Blake Denton: Yes. Thanks for the question, Eddie. This is Blake. I think we’ve got varying asset classes that roll over here in fourth quarter and first quarter of next year. And so you’ll see very varied rates associated with those. All of them will be consistent with market for each of their asset classes. You’ve got the 7G that you referenced, those day rates. And then you’ve got the globe charters and the rigs, our DP plus more semis that are — they’re kind of just a step behind the 7G in terms of marketability. And you’ve seen the rates trail a little bit on that asset class. And I think what we see is we reprice something consistent with what we’ve seen in the past.
Eddie Kim: And just shifting gears to reactivations. One of your peers yesterday highlighted the attractive economics for one of the rigs they’re reactivating. So just in that context, do you think it’s likely that we’ll see the Meltem reactivated sometime this year and for the Suroco, I believe it’s slightly lower spec than the Meltem, but are you currently bidding this rig into work as well or holding off on this until you’re able to secure attractive contracts for the Meltem?
Robert Eifler: Yes, I can take that one. The Meltem will go to rig to work, excuse me, before the Suroco. We’re not marketing the Suroco right now. We are marketing the Meltem — to your question about timing, we’re not going to — we’re unlikely to kick off a full reactivation here this year. Could we secure a contract that works for us this year? Yes, it’s definitely possible. And then most of that work would be completed during 2024. And then if I were going to just put a percentage to it between finding that contract this year or early next year, I’d call it 50-50 right now.

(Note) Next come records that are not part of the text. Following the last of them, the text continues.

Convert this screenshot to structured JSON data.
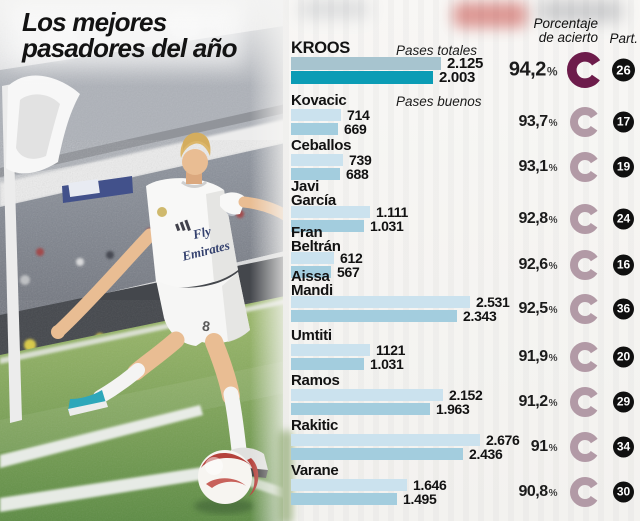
{
  "title": {
    "line1": "Los mejores",
    "line2": "pasadores del año"
  },
  "header": {
    "accuracy_line1": "Porcentaje",
    "accuracy_line2": "de acierto",
    "part": "Part."
  },
  "legend": {
    "total": "Pases totales",
    "good": "Pases buenos"
  },
  "photo": {
    "jersey_line1": "Fly",
    "jersey_line2": "Emirates",
    "shirt_number": "8"
  },
  "colors": {
    "text": "#141414",
    "bar_total": "#cbe2ee",
    "bar_good": "#a3cdde",
    "bar_total_hl": "#a7c4cf",
    "bar_good_hl": "#0b9cb5",
    "donut": "#b29aa6",
    "donut_hl": "#6d1c4b",
    "badge_bg": "#101010",
    "badge_text": "#ffffff"
  },
  "chart_data": {
    "type": "bar",
    "orientation": "horizontal",
    "title": "Los mejores pasadores del año",
    "series_labels": [
      "Pases totales",
      "Pases buenos"
    ],
    "pct_suffix": "%",
    "xmax": 2700,
    "columns": [
      "Pases totales",
      "Pases buenos",
      "Porcentaje de acierto",
      "Part."
    ],
    "players": [
      {
        "name": "KROOS",
        "name_lines": [
          "KROOS"
        ],
        "pases_totales": 2125,
        "pases_buenos": 2003,
        "totales_label": "2.125",
        "buenos_label": "2.003",
        "accuracy_pct": "94,2",
        "participations": "26",
        "highlight": true
      },
      {
        "name": "Kovacic",
        "name_lines": [
          "Kovacic"
        ],
        "pases_totales": 714,
        "pases_buenos": 669,
        "totales_label": "714",
        "buenos_label": "669",
        "accuracy_pct": "93,7",
        "participations": "17",
        "highlight": false
      },
      {
        "name": "Ceballos",
        "name_lines": [
          "Ceballos"
        ],
        "pases_totales": 739,
        "pases_buenos": 688,
        "totales_label": "739",
        "buenos_label": "688",
        "accuracy_pct": "93,1",
        "participations": "19",
        "highlight": false
      },
      {
        "name": "Javi García",
        "name_lines": [
          "Javi",
          "García"
        ],
        "pases_totales": 1111,
        "pases_buenos": 1031,
        "totales_label": "1.111",
        "buenos_label": "1.031",
        "accuracy_pct": "92,8",
        "participations": "24",
        "highlight": false
      },
      {
        "name": "Fran Beltrán",
        "name_lines": [
          "Fran",
          "Beltrán"
        ],
        "pases_totales": 612,
        "pases_buenos": 567,
        "totales_label": "612",
        "buenos_label": "567",
        "accuracy_pct": "92,6",
        "participations": "16",
        "highlight": false
      },
      {
        "name": "Aissa Mandi",
        "name_lines": [
          "Aissa",
          "Mandi"
        ],
        "pases_totales": 2531,
        "pases_buenos": 2343,
        "totales_label": "2.531",
        "buenos_label": "2.343",
        "accuracy_pct": "92,5",
        "participations": "36",
        "highlight": false
      },
      {
        "name": "Umtiti",
        "name_lines": [
          "Umtiti"
        ],
        "pases_totales": 1121,
        "pases_buenos": 1031,
        "totales_label": "1121",
        "buenos_label": "1.031",
        "accuracy_pct": "91,9",
        "participations": "20",
        "highlight": false
      },
      {
        "name": "Ramos",
        "name_lines": [
          "Ramos"
        ],
        "pases_totales": 2152,
        "pases_buenos": 1963,
        "totales_label": "2.152",
        "buenos_label": "1.963",
        "accuracy_pct": "91,2",
        "participations": "29",
        "highlight": false
      },
      {
        "name": "Rakitic",
        "name_lines": [
          "Rakitic"
        ],
        "pases_totales": 2676,
        "pases_buenos": 2436,
        "totales_label": "2.676",
        "buenos_label": "2.436",
        "accuracy_pct": "91",
        "participations": "34",
        "highlight": false
      },
      {
        "name": "Varane",
        "name_lines": [
          "Varane"
        ],
        "pases_totales": 1646,
        "pases_buenos": 1495,
        "totales_label": "1.646",
        "buenos_label": "1.495",
        "accuracy_pct": "90,8",
        "participations": "30",
        "highlight": false
      }
    ]
  }
}
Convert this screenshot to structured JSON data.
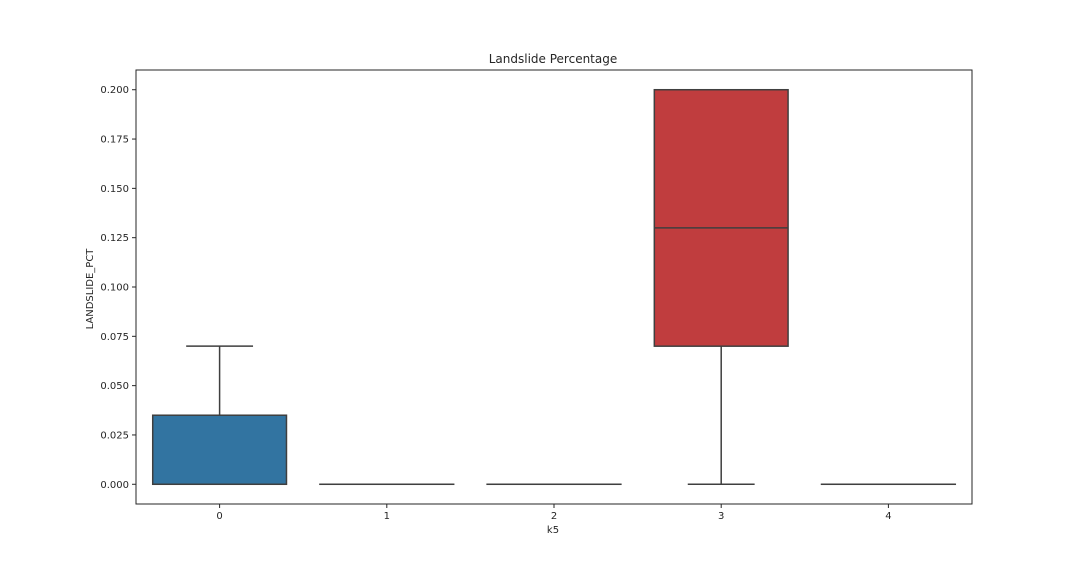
{
  "chart_data": {
    "type": "box",
    "title": "Landslide Percentage",
    "xlabel": "k5",
    "ylabel": "LANDSLIDE_PCT",
    "categories": [
      "0",
      "1",
      "2",
      "3",
      "4"
    ],
    "ylim": [
      -0.01,
      0.21
    ],
    "yticks": [
      "0.000",
      "0.025",
      "0.050",
      "0.075",
      "0.100",
      "0.125",
      "0.150",
      "0.175",
      "0.200"
    ],
    "ytick_values": [
      0,
      0.025,
      0.05,
      0.075,
      0.1,
      0.125,
      0.15,
      0.175,
      0.2
    ],
    "grid": false,
    "boxes": [
      {
        "category": "0",
        "whisker_low": 0.0,
        "q1": 0.0,
        "median": 0.0,
        "q3": 0.035,
        "whisker_high": 0.07,
        "color": "#3274a1"
      },
      {
        "category": "1",
        "whisker_low": 0.0,
        "q1": 0.0,
        "median": 0.0,
        "q3": 0.0,
        "whisker_high": 0.0,
        "color": "#e1812c"
      },
      {
        "category": "2",
        "whisker_low": 0.0,
        "q1": 0.0,
        "median": 0.0,
        "q3": 0.0,
        "whisker_high": 0.0,
        "color": "#3a923a"
      },
      {
        "category": "3",
        "whisker_low": 0.0,
        "q1": 0.07,
        "median": 0.13,
        "q3": 0.2,
        "whisker_high": 0.2,
        "color": "#c03d3e"
      },
      {
        "category": "4",
        "whisker_low": 0.0,
        "q1": 0.0,
        "median": 0.0,
        "q3": 0.0,
        "whisker_high": 0.0,
        "color": "#9372b2"
      }
    ]
  }
}
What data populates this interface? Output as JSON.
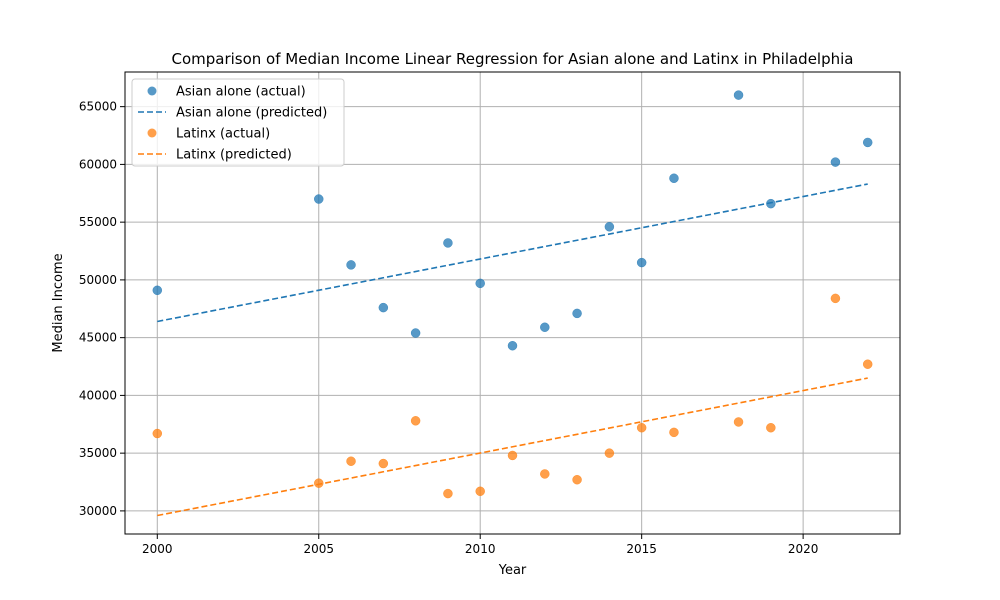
{
  "chart_data": {
    "type": "scatter",
    "title": "Comparison of Median Income Linear Regression for Asian alone and Latinx in Philadelphia",
    "xlabel": "Year",
    "ylabel": "Median Income",
    "xlim": [
      1999.0,
      2023.0
    ],
    "ylim": [
      28000,
      68000
    ],
    "xticks": [
      2000,
      2005,
      2010,
      2015,
      2020
    ],
    "yticks": [
      30000,
      35000,
      40000,
      45000,
      50000,
      55000,
      60000,
      65000
    ],
    "grid": true,
    "legend_position": "top-left",
    "series": [
      {
        "name": "Asian alone (actual)",
        "kind": "scatter",
        "color": "#1f77b4",
        "points": [
          [
            2000,
            49100
          ],
          [
            2005,
            57000
          ],
          [
            2006,
            51300
          ],
          [
            2007,
            47600
          ],
          [
            2008,
            45400
          ],
          [
            2009,
            53200
          ],
          [
            2010,
            49700
          ],
          [
            2011,
            44300
          ],
          [
            2012,
            45900
          ],
          [
            2013,
            47100
          ],
          [
            2014,
            54600
          ],
          [
            2015,
            51500
          ],
          [
            2016,
            58800
          ],
          [
            2018,
            66000
          ],
          [
            2019,
            56600
          ],
          [
            2021,
            60200
          ],
          [
            2022,
            61900
          ]
        ]
      },
      {
        "name": "Asian alone (predicted)",
        "kind": "line",
        "dashed": true,
        "color": "#1f77b4",
        "points": [
          [
            2000,
            46400
          ],
          [
            2022,
            58300
          ]
        ]
      },
      {
        "name": "Latinx (actual)",
        "kind": "scatter",
        "color": "#ff7f0e",
        "points": [
          [
            2000,
            36700
          ],
          [
            2005,
            32400
          ],
          [
            2006,
            34300
          ],
          [
            2007,
            34100
          ],
          [
            2008,
            37800
          ],
          [
            2009,
            31500
          ],
          [
            2010,
            31700
          ],
          [
            2011,
            34800
          ],
          [
            2012,
            33200
          ],
          [
            2013,
            32700
          ],
          [
            2014,
            35000
          ],
          [
            2015,
            37200
          ],
          [
            2016,
            36800
          ],
          [
            2018,
            37700
          ],
          [
            2019,
            37200
          ],
          [
            2021,
            48400
          ],
          [
            2022,
            42700
          ]
        ]
      },
      {
        "name": "Latinx (predicted)",
        "kind": "line",
        "dashed": true,
        "color": "#ff7f0e",
        "points": [
          [
            2000,
            29600
          ],
          [
            2022,
            41500
          ]
        ]
      }
    ]
  }
}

Eddie Kim: Okay. Got it. And just the reactivation expense you quoted for the $125 million. Is that just the cost to reactivate the rig? Or does that encompass kind of an all-in cost, including spare parts and adding the crew and getting the rig fully ready to work?
Robert Eifler: That’s a fully ready to work, everything, including expenses. So that includes shipyard costs, crews includes our own rig crews, that’s everything.
Operator: [Operator Instructions] And our next question comes from the line of Greg Lewis.
Greg Lewis: And I did just want to follow up on that last comment since you were getting pretty granular, Robert. Does that include mobilization to site?
Robert Eifler: No. The $125 million no, doesn’t include mobilization.
Greg Lewis: Thank you for the color around the capital allocation dividend. I was hoping realizing that it’s always a Board decision, but I was kind of wondering if you could provide at least your kind of high-level thoughts as you think about the dividend, clearly, offshore drilling rates are cyclical. — gating Noble has the benefit of not really having a very strong balance sheet. So any kind of view you have, Robert, around the ability to kind of push the dividend higher through the cycle as opposed to maybe what is the sustainable dividend in kind of more — and I would argue we’re normalized, but as you think about day rates and sustainability of dividend. I mean, just given where the balance sheet is, it seems like we could have a sustainable dividend at these levels even in a much lower day rate environment, not that we’re going there anytime soon.
But just kind of curious at least how you’re thinking about the dividend, realizing that the next 2 or 3 years should really just see cash flow and earnings go higher. But on the back of that, do you ever really get full credit for it when people start asking about sustainability.